Well thanks to the record-setting blizzard that struck the Northeast this Saturday, I had to cancel a holiday party that five friends and I have spent the last six months planning. With time and expenses, we’re out thousands of dollars. But most upsetting of all, we don’t get to enjoy the fruits of our labor – our friends having an amazing time, the unveiling of an incredibly intricate and creative multi-media production, and the satisfaction of pulling off something that was little more than a ridiculous, far-fetched idea in June. As I write this, I should be at the party right now – enjoying a drink and being in the midst of over a hundred people having a hell of a time. All in all, everything really sucks right now. And the worst part is I have no idea how to handle this type of extreme disappointment. I really thought I had a decent understanding of my own psyche because of my vast consumption of philosophical and psychological readings (I say this as a self-deprecating reflection on my hubris). However, as of right now, I can’t seem to apply a single damn thing I’ve read. I feel like a spoiled child who wants to run home and cry to mommy so she can rub my head and tell me everything will get better…

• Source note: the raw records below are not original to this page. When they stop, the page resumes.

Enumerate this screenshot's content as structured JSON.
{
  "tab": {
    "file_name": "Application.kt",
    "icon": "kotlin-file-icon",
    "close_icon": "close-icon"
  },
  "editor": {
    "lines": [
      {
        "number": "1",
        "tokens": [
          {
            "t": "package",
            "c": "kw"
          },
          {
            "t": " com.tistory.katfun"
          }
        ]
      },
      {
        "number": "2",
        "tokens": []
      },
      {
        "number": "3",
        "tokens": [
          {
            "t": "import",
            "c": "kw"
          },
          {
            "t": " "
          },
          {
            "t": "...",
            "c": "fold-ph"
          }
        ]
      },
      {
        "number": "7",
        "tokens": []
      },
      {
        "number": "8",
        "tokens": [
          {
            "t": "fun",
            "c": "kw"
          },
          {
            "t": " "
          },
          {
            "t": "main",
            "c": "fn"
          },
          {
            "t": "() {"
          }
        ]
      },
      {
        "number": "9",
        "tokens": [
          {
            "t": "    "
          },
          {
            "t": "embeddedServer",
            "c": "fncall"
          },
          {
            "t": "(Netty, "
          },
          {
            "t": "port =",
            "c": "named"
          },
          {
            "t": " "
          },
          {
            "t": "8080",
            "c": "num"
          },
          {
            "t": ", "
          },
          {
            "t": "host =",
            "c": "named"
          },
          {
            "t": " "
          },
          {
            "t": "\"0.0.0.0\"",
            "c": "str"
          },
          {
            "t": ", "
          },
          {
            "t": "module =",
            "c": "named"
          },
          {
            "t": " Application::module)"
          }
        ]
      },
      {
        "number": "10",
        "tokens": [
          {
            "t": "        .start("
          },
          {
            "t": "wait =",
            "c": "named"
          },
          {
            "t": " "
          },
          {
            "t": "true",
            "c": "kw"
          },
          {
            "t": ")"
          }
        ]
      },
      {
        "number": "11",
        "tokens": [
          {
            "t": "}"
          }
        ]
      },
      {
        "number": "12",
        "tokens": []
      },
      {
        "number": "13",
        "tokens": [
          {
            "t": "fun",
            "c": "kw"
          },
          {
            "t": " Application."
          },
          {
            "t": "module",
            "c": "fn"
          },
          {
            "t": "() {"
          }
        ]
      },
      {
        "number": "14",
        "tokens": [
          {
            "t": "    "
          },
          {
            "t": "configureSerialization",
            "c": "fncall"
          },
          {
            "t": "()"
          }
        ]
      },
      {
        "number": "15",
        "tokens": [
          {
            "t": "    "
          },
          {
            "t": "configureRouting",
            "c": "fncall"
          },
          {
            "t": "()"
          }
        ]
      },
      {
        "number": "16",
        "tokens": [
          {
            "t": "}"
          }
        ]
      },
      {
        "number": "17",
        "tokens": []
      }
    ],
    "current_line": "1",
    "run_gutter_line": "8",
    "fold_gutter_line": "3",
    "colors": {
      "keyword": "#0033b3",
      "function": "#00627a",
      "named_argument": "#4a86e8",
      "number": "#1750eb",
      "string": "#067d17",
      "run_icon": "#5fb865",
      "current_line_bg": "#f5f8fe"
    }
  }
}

After 12 hours of wallowing in self-pity, the only thing I can realize is that I’m experiencing unfulfilled expectations. Our expectations can make or break us. I’ve always appreciated this idea but it's inherent truth never fully hit me until tonight. Because my expectations were so drastically unfulfilled, I’m utterly miserable. I’ve entered a temporary state of depression that has nearly brought me to tears a few times today. My pathetic condition makes me think about a talk by Psychologist Barry Schwartz on TED I recently watched. Barry asserts that the secret to happiness is low expectations. He argues that our expectations in modern, western society are too high and constantly not being met (and thus we’re very unhappy). We expect so much and rarely get to experience a “pleasant surprise.” Kind of makes sense, huh? When I originally listened to this talk I appreciated his insight but more or less scoffed at his conclusion. Tonight though, his thesis cuts right to the bone.
Overall, I’m not sure if I completely agree with the idea of lowering your expectations just to avoid disappointed; to me, it’s like settling or not striving to be your best. But I am curious about your thoughts on the conclusion of Barry’s talk. Do you truly think we should lower our expectations to be happier? Or should we keep shooting for the stars and learn how to better manage disappointment? I really crave your insight into this matter right now so please let me know your thoughts – think of it as rubbing my head and telling me everything will get better.